If changes in diet and exercise affect ourselves physically, the same holds true for the soul. Jesus is divine, so the Eucharist can still change us, but if we are so filled with toxic things like anger and apathy, the Eucharist isn’t going to really affect us that much. It’s kind of like going to a party in the worst mood possible. You’re only making yourself and everyone else in the room miserable.
The Eucharist has the grace of removing the stain of the venial sins from our lives when we receive it. Mortal sin is another story. As I said earlier, Jesus expects us to live our lives filled with his grace. If we don’t, we can’t receive the Eucharist. It’s not something to be taken lightly. Thankfully, if we make the time to go to Confession, the grace is restored. If we can’t make it to confession, the prayers we pray before we receive Communion provide a temporary reprieve. However, the Church still recommends going to Confession some time after receiving the Eucharist.
None of us are really, truly worthy of receiving the Eucharist which is why before we receive this great sacrament, we say:
“Lord, I am not worthy that you should enter under my roof, but only say the word, and my soul shall be healed.”
For most of us, there is a period of time that we spend in silence before we go to receive communion and time spent in prayer afterward.
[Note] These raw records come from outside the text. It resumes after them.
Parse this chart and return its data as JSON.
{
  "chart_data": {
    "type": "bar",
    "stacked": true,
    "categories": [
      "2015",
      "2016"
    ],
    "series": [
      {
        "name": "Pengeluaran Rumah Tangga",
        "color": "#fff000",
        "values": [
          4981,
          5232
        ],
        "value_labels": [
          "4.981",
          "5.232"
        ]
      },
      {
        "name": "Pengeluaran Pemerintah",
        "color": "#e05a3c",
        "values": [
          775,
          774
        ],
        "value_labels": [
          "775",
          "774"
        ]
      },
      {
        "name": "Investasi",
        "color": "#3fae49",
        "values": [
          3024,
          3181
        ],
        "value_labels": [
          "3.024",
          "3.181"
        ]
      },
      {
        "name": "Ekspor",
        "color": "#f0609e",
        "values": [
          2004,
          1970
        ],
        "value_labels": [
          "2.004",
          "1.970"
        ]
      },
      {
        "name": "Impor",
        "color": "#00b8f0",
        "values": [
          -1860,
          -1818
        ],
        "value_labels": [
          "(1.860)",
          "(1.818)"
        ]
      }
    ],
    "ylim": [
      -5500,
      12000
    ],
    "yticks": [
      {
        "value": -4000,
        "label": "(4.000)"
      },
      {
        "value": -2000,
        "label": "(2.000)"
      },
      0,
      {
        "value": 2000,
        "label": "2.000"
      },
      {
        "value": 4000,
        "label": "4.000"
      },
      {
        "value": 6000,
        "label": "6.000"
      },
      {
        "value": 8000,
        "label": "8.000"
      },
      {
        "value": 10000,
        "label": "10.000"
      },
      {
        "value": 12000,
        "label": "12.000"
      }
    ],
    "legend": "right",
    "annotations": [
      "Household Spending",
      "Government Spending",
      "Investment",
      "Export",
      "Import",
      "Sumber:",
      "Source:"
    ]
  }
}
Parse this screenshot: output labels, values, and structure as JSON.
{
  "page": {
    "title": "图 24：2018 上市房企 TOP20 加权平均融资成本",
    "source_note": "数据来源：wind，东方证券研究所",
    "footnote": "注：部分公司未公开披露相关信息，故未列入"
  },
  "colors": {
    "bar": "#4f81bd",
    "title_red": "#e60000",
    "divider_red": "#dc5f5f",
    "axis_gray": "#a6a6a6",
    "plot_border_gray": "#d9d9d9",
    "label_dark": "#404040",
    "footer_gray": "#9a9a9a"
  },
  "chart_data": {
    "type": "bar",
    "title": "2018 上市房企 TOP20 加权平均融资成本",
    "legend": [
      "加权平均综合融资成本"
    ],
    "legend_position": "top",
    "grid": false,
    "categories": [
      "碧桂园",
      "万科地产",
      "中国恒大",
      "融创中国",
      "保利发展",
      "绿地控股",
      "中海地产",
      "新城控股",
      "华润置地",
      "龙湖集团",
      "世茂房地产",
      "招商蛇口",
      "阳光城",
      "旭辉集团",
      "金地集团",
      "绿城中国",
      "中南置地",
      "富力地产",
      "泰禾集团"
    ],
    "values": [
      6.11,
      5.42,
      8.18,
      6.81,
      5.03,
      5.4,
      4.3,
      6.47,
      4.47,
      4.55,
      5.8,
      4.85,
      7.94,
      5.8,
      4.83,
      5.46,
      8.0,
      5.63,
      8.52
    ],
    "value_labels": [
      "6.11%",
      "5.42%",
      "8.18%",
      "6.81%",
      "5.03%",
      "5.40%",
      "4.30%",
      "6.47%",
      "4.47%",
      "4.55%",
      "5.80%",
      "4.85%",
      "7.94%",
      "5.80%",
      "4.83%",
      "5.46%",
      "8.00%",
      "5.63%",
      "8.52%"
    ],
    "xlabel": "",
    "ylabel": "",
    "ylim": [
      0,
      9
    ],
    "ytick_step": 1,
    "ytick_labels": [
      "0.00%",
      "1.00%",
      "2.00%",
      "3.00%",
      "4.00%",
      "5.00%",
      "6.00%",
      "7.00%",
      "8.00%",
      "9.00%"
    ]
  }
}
Before I go to receive Communion, I usually pray an Act of Contrition. I ask God to help me be a better person in the week ahead. After I receive Communion, I often pray a prayer called the Anima Christi, which goes like this:
Soul of Christ, sanctify me
Body of Christ, save me
Blood of Christ, inebriate me
Water from Christ's side, wash me
Passion of Christ, strengthen me
O good Jesus, hear me
Within Thy wounds hide me
Suffer me not to be separated from Thee
From the malicious enemy defend me
In the hour of my death call me
And bid me come unto Thee
That I may praise Thee with Thy saints
and with Thy angels
Forever and ever
Receive Jesus with all the love in your heart, my dearest sisters in Christ, and He will do wonderful things! God bless!